Shazz and I settled for a few beers and something to eat back down on the waterfront esplanade nearer to where we were staying.
After a morning of work, we took the local bus down to Unawatuna beach about 3kms down the road from Galle. We enjoyed a lovely lunch under an umbrella on the sand, then wandered down to the other end of the beach and found a place to settle for a few beers and some people watching. Apart from some locals enjoying the sun and sea, the area is populated mostly by Europeans and Russians. Not surprisingly, beach attire is limited to Speedos for men and barely there Brazilian style bikinis for the ladies, exposing most of their behinds (not the worst thing I’ve ever seen though!). The bikinis are becoming more popular in Australia now too, but the “Dickstickers” went out of fashion in the 70’s! (come on guys, seriously!).
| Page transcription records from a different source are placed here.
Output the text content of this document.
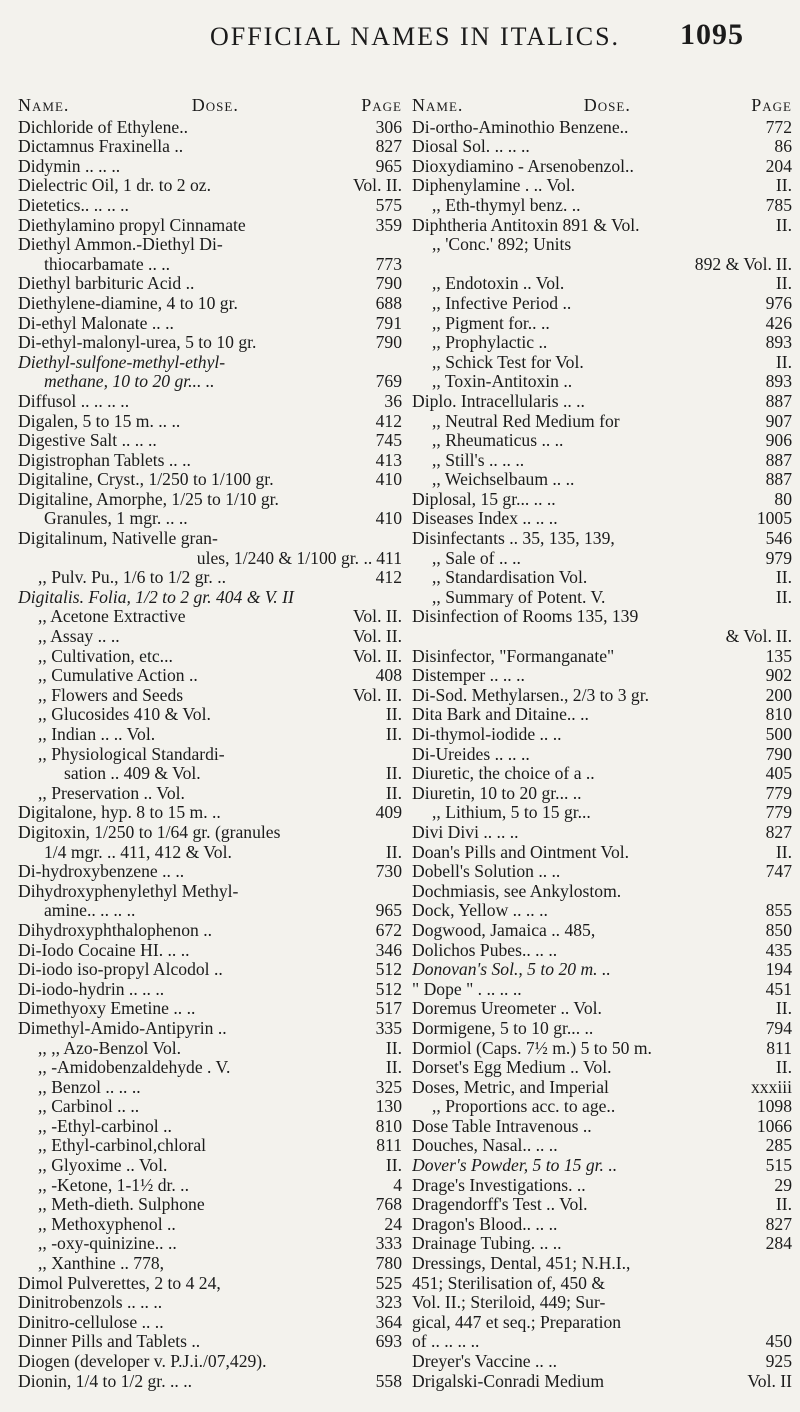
OFFICIAL NAMES IN ITALICS. 1095
Name.	Dose.	Page
Dichloride of Ethylene..	306
Dictamnus Fraxinella ..	827
Didymin .. .. ..	965
Dielectric Oil, 1 dr. to 2 oz.	Vol. II.
Dietetics.. .. .. ..	575
Diethylamino propyl Cinnamate	359
Diethyl Ammon.-Diethyl Di-
thiocarbamate .. ..	773
Diethyl barbituric Acid ..	790
Diethylene-diamine, 4 to 10 gr.	688
Di-ethyl Malonate .. ..	791
Di-ethyl-malonyl-urea, 5 to 10 gr.	790
Diethyl-sulfone-methyl-ethyl-
methane, 10 to 20 gr... ..	769
Diffusol .. .. .. ..	36
Digalen, 5 to 15 m. .. ..	412
Digestive Salt .. .. ..	745
Digistrophan Tablets .. ..	413
Digitaline, Cryst., 1/250 to 1/100 gr.	410
Digitaline, Amorphe, 1/25 to 1/10 gr.
Granules, 1 mgr. .. ..	410
Digitalinum, Nativelle gran-
ules, 1/240 & 1/100 gr. .. 411
,, Pulv. Pu., 1/6 to 1/2 gr. ..	412
Digitalis. Folia, 1/2 to 2 gr. 404 & V. II
,, Acetone Extractive	Vol. II.
,, Assay .. ..	Vol. II.
,, Cultivation, etc...	Vol. II.
,, Cumulative Action ..	408
,, Flowers and Seeds	Vol. II.
,, Glucosides 410 & Vol.	II.
,, Indian .. .. Vol.	II.
,, Physiological Standardi-
sation .. 409 & Vol.	II.
,, Preservation .. Vol.	II.
Digitalone, hyp. 8 to 15 m. ..	409
Digitoxin, 1/250 to 1/64 gr. (granules
1/4 mgr. .. 411, 412 & Vol.	II.
Di-hydroxybenzene .. ..	730
Dihydroxyphenylethyl Methyl-
amine.. .. .. ..	965
Dihydroxyphthalophenon ..	672
Di-Iodo Cocaine HI. .. ..	346
Di-iodo iso-propyl Alcodol ..	512
Di-iodo-hydrin .. .. ..	512
Dimethyoxy Emetine .. ..	517
Dimethyl-Amido-Antipyrin ..	335
,, ,, Azo-Benzol Vol.	II.
,, -Amidobenzaldehyde . V.	II.
,, Benzol .. .. ..	325
,, Carbinol .. ..	130
,, -Ethyl-carbinol ..	810
,, Ethyl-carbinol,chloral	811
,, Glyoxime .. Vol.	II.
,, -Ketone, 1-1½ dr. ..	4
,, Meth-dieth. Sulphone	768
,, Methoxyphenol ..	24
,, -oxy-quinizine.. ..	333
,, Xanthine .. 778,	780
Dimol Pulverettes, 2 to 4 24,	525
Dinitrobenzols .. .. ..	323
Dinitro-cellulose .. ..	364
Dinner Pills and Tablets ..	693
Diogen (developer v. P.J.i./07,429).
Dionin, 1/4 to 1/2 gr. .. ..	558
Name.	Dose.	Page
Di-ortho-Aminothio Benzene..	772
Diosal Sol. .. .. ..	86
Dioxydiamino - Arsenobenzol..	204
Diphenylamine . .. Vol.	II.
,, Eth-thymyl benz. ..	785
Diphtheria Antitoxin 891 & Vol.	II.
,, 'Conc.' 892; Units
892 & Vol. II.
,, Endotoxin .. Vol.	II.
,, Infective Period ..	976
,, Pigment for.. ..	426
,, Prophylactic ..	893
,, Schick Test for Vol.	II.
,, Toxin-Antitoxin ..	893
Diplo. Intracellularis .. ..	887
,, Neutral Red Medium for	907
,, Rheumaticus .. ..	906
,, Still's .. .. ..	887
,, Weichselbaum .. ..	887
Diplosal, 15 gr... .. ..	80
Diseases Index .. .. ..	1005
Disinfectants .. 35, 135, 139,	546
,, Sale of .. ..	979
,, Standardisation Vol.	II.
,, Summary of Potent. V.	II.
Disinfection of Rooms 135, 139
& Vol. II.
Disinfector, "Formanganate"	135
Distemper .. .. ..	902
Di-Sod. Methylarsen., 2/3 to 3 gr.	200
Dita Bark and Ditaine.. ..	810
Di-thymol-iodide .. ..	500
Di-Ureides .. .. ..	790
Diuretic, the choice of a ..	405
Diuretin, 10 to 20 gr... ..	779
,, Lithium, 5 to 15 gr...	779
Divi Divi .. .. ..	827
Doan's Pills and Ointment Vol.	II.
Dobell's Solution .. ..	747
Dochmiasis, see Ankylostom.
Dock, Yellow .. .. ..	855
Dogwood, Jamaica .. 485,	850
Dolichos Pubes.. .. ..	435
Donovan's Sol., 5 to 20 m. ..	194
" Dope " . .. .. ..	451
Doremus Ureometer .. Vol.	II.
Dormigene, 5 to 10 gr... ..	794
Dormiol (Caps. 7½ m.) 5 to 50 m.	811
Dorset's Egg Medium .. Vol.	II.
Doses, Metric, and Imperial	xxxiii
,, Proportions acc. to age..	1098
Dose Table Intravenous ..	1066
Douches, Nasal.. .. ..	285
Dover's Powder, 5 to 15 gr. ..	515
Drage's Investigations. ..	29
Dragendorff's Test .. Vol.	II.
Dragon's Blood.. .. ..	827
Drainage Tubing. .. ..	284
Dressings, Dental, 451; N.H.I.,
451; Sterilisation of, 450 &
Vol. II.; Steriloid, 449; Sur-
gical, 447 et seq.; Preparation
of .. .. .. ..	450
Dreyer's Vaccine .. ..	925
Drigalski-Conradi Medium	Vol. II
The lanes behind the beach are full of hotels, guesthouses, restaurants, cafes, souvenir shops and small deli’s. Once again, it’s a self-contained tourist area with everything you need. The beach is OK for swimming, and the water seems clean enough. They also run diving courses and trips from outlets on the beach.
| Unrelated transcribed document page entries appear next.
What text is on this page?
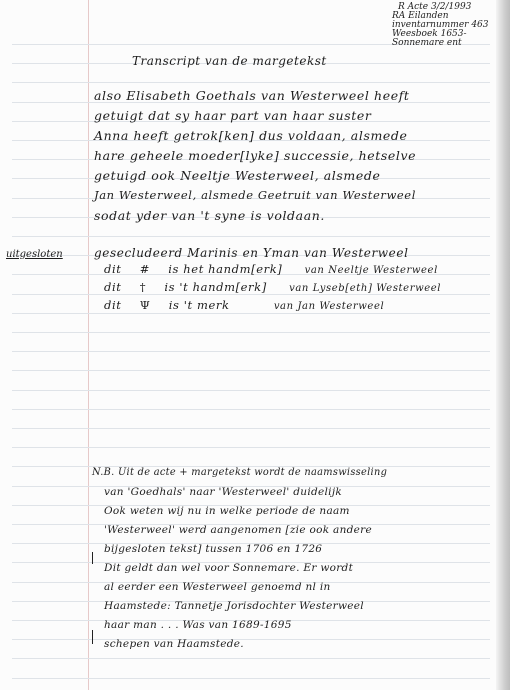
R Acte 3/2/1993
RA Eilanden
inventarnummer 463
Weesboek 1653-
Sonnemare ent
Transcript van de margetekst
uitgesloten
also Elisabeth Goethals van Westerweel heeft
getuigt dat sy haar part van haar suster
Anna heeft getrok[ken] dus voldaan, alsmede
hare geheele moeder[lyke] successie, hetselve
getuigd ook Neeltje Westerweel, alsmede
Jan Westerweel, alsmede Geetruit van Westerweel
sodat yder van 't syne is voldaan.
gesecludeerd Marinis en Yman van Westerweel
dit # is het handm[erk] van Neeltje Westerweel
dit † is 't handm[erk] van Lyseb[eth] Westerweel
dit Ψ is 't merk	van Jan Westerweel
N.B. Uit de acte + margetekst wordt de naamswisseling
van 'Goedhals' naar 'Westerweel' duidelijk
Ook weten wij nu in welke periode de naam
'Westerweel' werd aangenomen [zie ook andere
bijgesloten tekst] tussen 1706 en 1726
Dit geldt dan wel voor Sonnemare. Er wordt
al eerder een Westerweel genoemd nl in
Haamstede: Tannetje Jorisdochter Westerweel
haar man . . . Was van 1689-1695
schepen van Haamstede.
We got the bus home again and headed to the wine shop. Deli’s and small supermarkets don’t sell alcohol here in Sri Lanka. You have to line up at a heavily fortified wine shop (a couple of barred windows) to get a beer outside of a hotel or restaurant. You often have to jostle for position at the window as well; the locals are pretty keen to get served! Not all restaurants sell alcohol either, especially the local ones. Fortunately, the reception has a fridge, so I could buy a couple of bottles and put them in to keep cold. Most of the refrigerator was full of food, as the other guest are all Chinese and like to cook for themselves.
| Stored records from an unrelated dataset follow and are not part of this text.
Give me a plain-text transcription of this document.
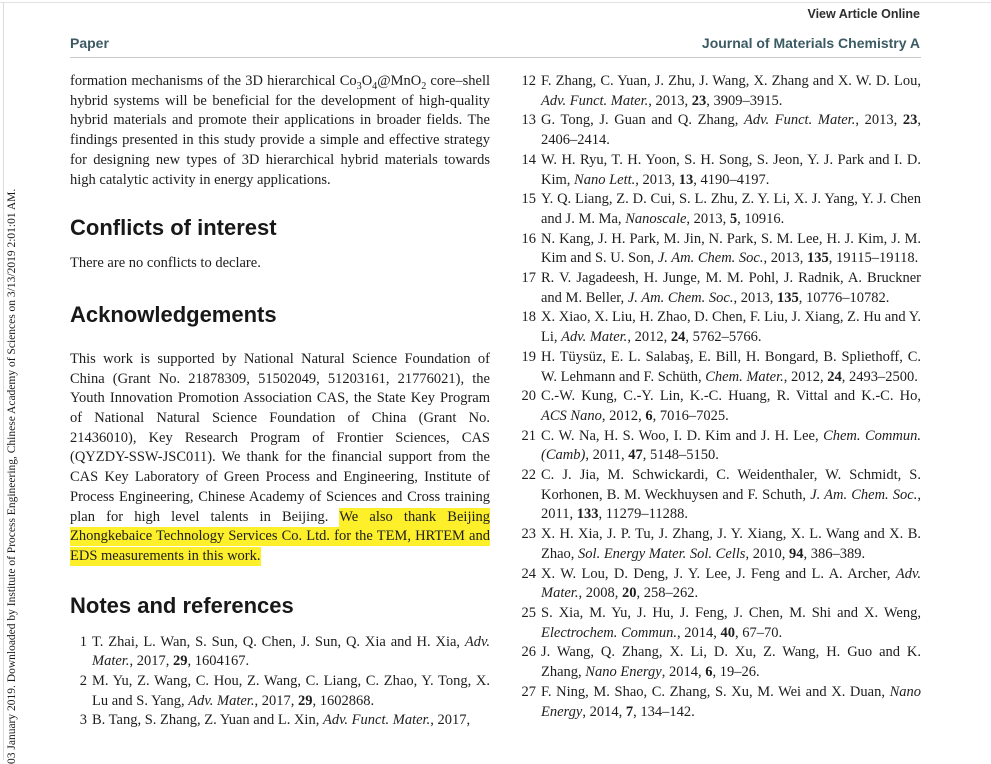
View Article Online
Paper	Journal of Materials Chemistry A
03 January 2019. Downloaded by Institute of Process Engineering, Chinese Academy of Sciences on 3/13/2019 2:01:01 AM.

formation mechanisms of the 3D hierarchical $Co_3O_4@MnO_2$ core–shell hybrid systems will be beneficial for the development of high-quality hybrid materials and promote their applications in broader fields. The findings presented in this study provide a simple and effective strategy for designing new types of 3D hierarchical hybrid materials towards high catalytic activity in energy applications.

Conflicts of interest

There are no conflicts to declare.

Acknowledgements

This work is supported by National Natural Science Foundation of China (Grant No. 21878309, 51502049, 51203161, 21776021), the Youth Innovation Promotion Association CAS, the State Key Program of National Natural Science Foundation of China (Grant No. 21436010), Key Research Program of Frontier Sciences, CAS (QYZDY-SSW-JSC011). We thank for the financial support from the CAS Key Laboratory of Green Process and Engineering, Institute of Process Engineering, Chinese Academy of Sciences and Cross training plan for high level talents in Beijing. We also thank Beijing Zhongkebaice Technology Services Co. Ltd. for the TEM, HRTEM and EDS measurements in this work.

Notes and references
1 T. Zhai, L. Wan, S. Sun, Q. Chen, J. Sun, Q. Xia and H. Xia, Adv. Mater., 2017, 29, 1604167.
2 M. Yu, Z. Wang, C. Hou, Z. Wang, C. Liang, C. Zhao, Y. Tong, X. Lu and S. Yang, Adv. Mater., 2017, 29, 1602868.
3 B. Tang, S. Zhang, Z. Yuan and L. Xin, Adv. Funct. Mater., 2017,
12 F. Zhang, C. Yuan, J. Zhu, J. Wang, X. Zhang and X. W. D. Lou, Adv. Funct. Mater., 2013, 23, 3909–3915.
13 G. Tong, J. Guan and Q. Zhang, Adv. Funct. Mater., 2013, 23, 2406–2414.
14 W. H. Ryu, T. H. Yoon, S. H. Song, S. Jeon, Y. J. Park and I. D. Kim, Nano Lett., 2013, 13, 4190–4197.
15 Y. Q. Liang, Z. D. Cui, S. L. Zhu, Z. Y. Li, X. J. Yang, Y. J. Chen and J. M. Ma, Nanoscale, 2013, 5, 10916.
16 N. Kang, J. H. Park, M. Jin, N. Park, S. M. Lee, H. J. Kim, J. M. Kim and S. U. Son, J. Am. Chem. Soc., 2013, 135, 19115–19118.
17 R. V. Jagadeesh, H. Junge, M. M. Pohl, J. Radnik, A. Bruckner and M. Beller, J. Am. Chem. Soc., 2013, 135, 10776–10782.
18 X. Xiao, X. Liu, H. Zhao, D. Chen, F. Liu, J. Xiang, Z. Hu and Y. Li, Adv. Mater., 2012, 24, 5762–5766.
19 H. Tüysüz, E. L. Salabaş, E. Bill, H. Bongard, B. Spliethoff, C. W. Lehmann and F. Schüth, Chem. Mater., 2012, 24, 2493–2500.
20 C.-W. Kung, C.-Y. Lin, K.-C. Huang, R. Vittal and K.-C. Ho, ACS Nano, 2012, 6, 7016–7025.
21 C. W. Na, H. S. Woo, I. D. Kim and J. H. Lee, Chem. Commun. (Camb), 2011, 47, 5148–5150.
22 C. J. Jia, M. Schwickardi, C. Weidenthaler, W. Schmidt, S. Korhonen, B. M. Weckhuysen and F. Schuth, J. Am. Chem. Soc., 2011, 133, 11279–11288.
23 X. H. Xia, J. P. Tu, J. Zhang, J. Y. Xiang, X. L. Wang and X. B. Zhao, Sol. Energy Mater. Sol. Cells, 2010, 94, 386–389.
24 X. W. Lou, D. Deng, J. Y. Lee, J. Feng and L. A. Archer, Adv. Mater., 2008, 20, 258–262.
25 S. Xia, M. Yu, J. Hu, J. Feng, J. Chen, M. Shi and X. Weng, Electrochem. Commun., 2014, 40, 67–70.
26 J. Wang, Q. Zhang, X. Li, D. Xu, Z. Wang, H. Guo and K. Zhang, Nano Energy, 2014, 6, 19–26.
27 F. Ning, M. Shao, C. Zhang, S. Xu, M. Wei and X. Duan, Nano Energy, 2014, 7, 134–142.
The next day we wrote all morning again and returned to the Fort in the afternoon. We found a restaurant with an upstairs area where we could have a few sundowners and watch the sunset. Here we met Pete and Vanda, a couple from Oxford who owns a brewery there. They were coming the opposite way, so we exchanged info on what to do and where to stay. Just like the old days and it beats the shit out of the internet.
On our last day in Galle, we returned to Unawatuna for sunset beers and some dinner and took an over-priced tuk-tuk home. We bargained him down, and he grizzled the whole way. Tuk-tuks are a rip-off compared to Colombo. There they are metered (mostly) and cost less than half of the unmetered ones down here on the coast. You need to bargain hard before you get in, we’ve knocked back several already who were just taking the piss!
If you can forget the ubiquitous crows, the mangy dogs and the greedy tuk-tuk drivers, Sri Lanka has been great so far. The people are exceptionally warm and helpful. Just learning a few phrases and some cricket history will open up doorways to the locals like nowhere else. Food and beers are relatively cheap, and the beaches are generally clean and postcard perfect. Lots of people speak English, and the word “exotic” is certainly not wasted here in describing the place.
Southern Sri Lanka with its surf beaches and palm-studded rice paddies is a photographer’s dream. Beach culture is relaxed, and sunset drinks are a rather introspective time to reflect on the natural beauty around you. Missing are the techno beats of a thousand “Bob Marley” bars associated with South East Asia. Sri Lanka is altogether a rather chilled out place!
Next Stop Mirissa Beach a little further east.
Galle city itself has little to write home about. If you’re staying down this way, find a place inside the Fort itself, or, stay in one of the many beach places 3kms down the road at Unawatuna. Both these places are loaded with amenities for tourists.
Stay for dinner inside the fort. All the daytrippers leave by then, and you can wander the small streets in comfort.